Pesquisadores do Conselho Nacional de Pesquisas da Itália (CNR) identificaram um novo mecanismo molecular que amplifica a inflamação crônica na psoríase, doença de pele que afeta entre 2% e 3% da população mundial. O estudo, publicado no British Journal of Dermatology, abre caminho para tratamentos mais precisos e já conta com um inibidor experimental testado em humanos.
A pesquisa foi coordenada pelo Instituto de Farmacologia Translacional (CNR-IFT) e pelo Instituto para Aplicações do Cálculo (CNR-IAC), em parceria com o Instituto Dermatopático da Imaculada (IDI-IRCCS), o Hospital Pediátrico Bambino Gesù e a Universidade Stanford.
O papel da proteína p75NTR
No centro da descoberta está a proteína p75NTR, um receptor capaz de se ligar ao Fator de Crescimento Nervoso (NGF), o complexo molecular identificado por Rita Levi-Montalcini, Prêmio Nobel de Medicina. O receptor, até então pouco estudado na psoríase, age como um amplificador da resposta inflamatória.

“O mecanismo com que p75NTR amplifica a ativação de uma das principais vias molecolares envolvidas nos processos inflamatórios cutâneos foi descoberto por meio da análise de biópsias de pele e modelos celulares de pacientes”, explicou Luisa Bracci-Laudiero, do CNR-IFT, colaboradora histórica da Nobel e coordenadora do estudo. A proteína aumenta a liberação de “alarminas”, moléculas emitidas por tecidos danificados que sustentam e amplificam a inflamação.

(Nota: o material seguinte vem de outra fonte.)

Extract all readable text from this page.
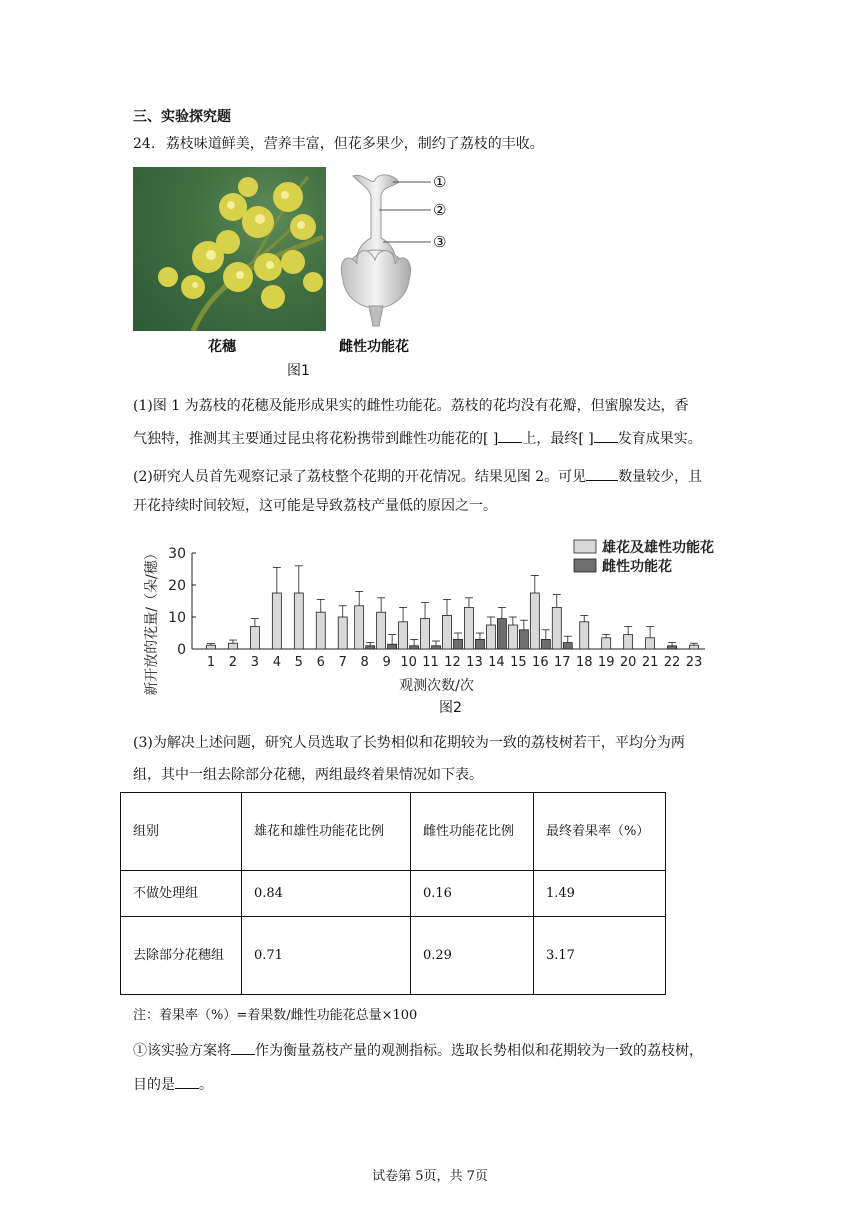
三、实验探究题
24. 荔枝味道鲜美，营养丰富，但花多果少，制约了荔枝的丰收。
花穗
①
②
③
雌性功能花
图1
(1)图 1 为荔枝的花穗及能形成果实的雌性功能花。荔枝的花均没有花瓣，但蜜腺发达，香
气独特，推测其主要通过昆虫将花粉携带到雌性功能花的[ ] 上，最终[ ] 发育成果实。
(2)研究人员首先观察记录了荔枝整个花期的开花情况。结果见图 2。可见 数量较少，且
开花持续时间较短，这可能是导致荔枝产量低的原因之一。
0
10
20
30
新开放的花量/（朵/穗）	观测次数/次
1 2 3 4 5 6 7 8 9 10 11 12 13 14 15 16 17 18 19 20 21 22 23
雄花及雄性功能花
雌性功能花
图2
(3)为解决上述问题，研究人员选取了长势相似和花期较为一致的荔枝树若干，平均分为两
组，其中一组去除部分花穗，两组最终着果情况如下表。
组别	雄花和雄性功能花比例	雌性功能花比例	最终着果率（%）
不做处理组	0.84	0.16	1.49
去除部分花穗组	0.71	0.29	3.17
注：着果率（%）=着果数/雌性功能花总量×100
①该实验方案将 作为衡量荔枝产量的观测指标。选取长势相似和花期较为一致的荔枝树，
目的是 。
试卷第 5页，共 7页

Da hipótese computacional à confirmação laboratorial
A hipótese inicial partiu de uma análise de bancos de dados. Paolo Tieri, do CNR-IAC, mapeou interações entre proteínas e sugeriu, em base teórica, que p75NTR poderia modular diferentes vias inflamatórias. Os experimentos laboratoriais confirmaram o raciocínio.
“A psoríase é reconhecida como doença inflamatória sustentada não apenas por células imunológicas, mas também pela ativação de vias nervosas que amplificam o efeito na pele lesionada”, destacou Bracci-Laudiero.
Potencial terapêutico concreto
O estudo mostrou que bloquear farmacologicamente a p75NTR interrompe a resposta inflamatória de forma significativa, inibindo também o lançamento de alarminas e citocinas envolvidas no desenvolvimento da doença. A equipe de Stanford desenvolveu um inibidor da proteína, o LM11A-31, já testado em ensaios clínicos para o Alzheimer, que agora surge como candidato para o tratamento da psoríase e de outras doenças inflamatórias crônicas.
“P75NTR se comporta como um verdadeiro sensor da inflamação, necessário para a plena ativação da resposta inflamatória”, concluiu Alessandra Magenta, do CNR-IFT, autora correspondente e coordenadora dos experimentos com amostras de pacientes recrutados no IDI-IRCCS.
A relevância científica do trabalho foi reconhecida pelo próprio periódico, que publicou um comentário editorial destacando a novidade dos achados e suas perspectivas clínicas. (Com informações da AISE)






































Edna Viana Ramos
1 de julho de 2026 at 18:15
Tenho psoriase há 5 anos e espero que esse estudo avance e venha a melhorar a qualidade de vida das pessoas com essa doença.